The Governor of the Bank of England has said there is no place for the Government’s flagship scheme to help people on to the first rung of the housing ladder in the “long run”.
Sir Mervyn King, in an interview with Sky News, said the Help to Buy scheme, announced as part of the Budget in March, was not part of a “healthy mortgage market”.
His comments, in an interview to be broadcast on Sky News’s Murnaghan programme on Sunday, come despite recent evidence from the Royal Institution of Chartered Surveyors that inquiries from new buyers are at their highest level since November 2009.
Asked if the Bank will decide to pull the plug on the scheme, which it guarantees, the outgoing Governor was critical. “I’m sure that there is no place in the long run for a scheme of this kind. This scheme is a little too close for comfort to a general scheme to guarantee mortgages,” Sir Mervyn said.
“We had a very healthy mortgage market, with competing lenders attracting borrowers before the crisis, and we need to get back to that healthy mortgage market.”
He also used the interview to say that the UK is in a “recovery period,” his strongest words to date on the health of the domestic economy.
“We will need to do more to use up the spare capacity, and to get back to a healthy, growing economy.

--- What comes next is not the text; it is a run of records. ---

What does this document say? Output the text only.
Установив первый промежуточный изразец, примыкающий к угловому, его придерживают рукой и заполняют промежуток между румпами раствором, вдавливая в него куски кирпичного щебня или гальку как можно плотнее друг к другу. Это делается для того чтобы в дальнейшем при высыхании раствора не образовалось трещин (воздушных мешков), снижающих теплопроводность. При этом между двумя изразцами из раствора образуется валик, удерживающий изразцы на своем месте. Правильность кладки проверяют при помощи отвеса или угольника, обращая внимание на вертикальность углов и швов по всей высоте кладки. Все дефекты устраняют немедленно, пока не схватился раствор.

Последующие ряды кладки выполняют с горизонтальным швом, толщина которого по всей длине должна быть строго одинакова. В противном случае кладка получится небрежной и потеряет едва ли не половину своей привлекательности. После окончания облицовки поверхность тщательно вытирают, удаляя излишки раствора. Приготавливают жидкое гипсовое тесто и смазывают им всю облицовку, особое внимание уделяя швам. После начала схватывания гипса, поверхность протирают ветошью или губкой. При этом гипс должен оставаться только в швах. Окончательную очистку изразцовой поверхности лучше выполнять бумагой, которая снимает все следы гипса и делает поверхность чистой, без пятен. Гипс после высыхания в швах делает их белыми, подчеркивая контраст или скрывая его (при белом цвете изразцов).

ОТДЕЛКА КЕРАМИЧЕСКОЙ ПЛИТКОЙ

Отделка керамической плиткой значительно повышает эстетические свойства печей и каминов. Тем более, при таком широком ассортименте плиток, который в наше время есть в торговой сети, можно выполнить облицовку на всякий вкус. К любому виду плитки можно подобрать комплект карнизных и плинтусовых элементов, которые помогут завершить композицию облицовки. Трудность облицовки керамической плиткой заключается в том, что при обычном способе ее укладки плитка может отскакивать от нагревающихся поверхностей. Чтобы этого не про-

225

But we are in a recovery period now, I think, yes.”
Meanwhile, a leading economist has warned that Britain is as toxic as “kryptonite” and may prove to be too damaged for incoming Bank Governor Mark Carney to fix. Mr Carney takes over from Sir Mervyn on July 1. Stephen King, the global chief economist of HSBC and author of When The Money Runs Out, has dented hopes that Mr Carney will return the country to prosperity. He is “not likely to have much of an impact”, Mr King said.
Mr King warned: “Mr Carney’s biggest problem is he’s managed to end up with this image of being like a monetary superman. And when he gets to Britain he may discover there are large amounts of kryptonite that will actually reduce his powers quite significantly.”
Mr Carney has insisted monetary policy is not “maxed out”, but Mr King said his big idea – of using “guidance” to manage interest rate expectations – was unlikely to be very powerful. “[It’s] difficult to know exactly how that might work because everyone knows already that rates are likely to remain lower for a very long time, so it’s not likely to have much of an impact on expectations,” Mr King said.
Signs that the economy has turned the corner, as the Bank forecast last week, are expected to be reinforced by official confirmation on Thursday that GDP grew by 0.3pc in the three months to March.
The International Monetary Fund is also expected to deliver its review of the UK. It may follow through with its threat to demand that George Osborne slow the pace of austerity to restore growth and get the public finances under control.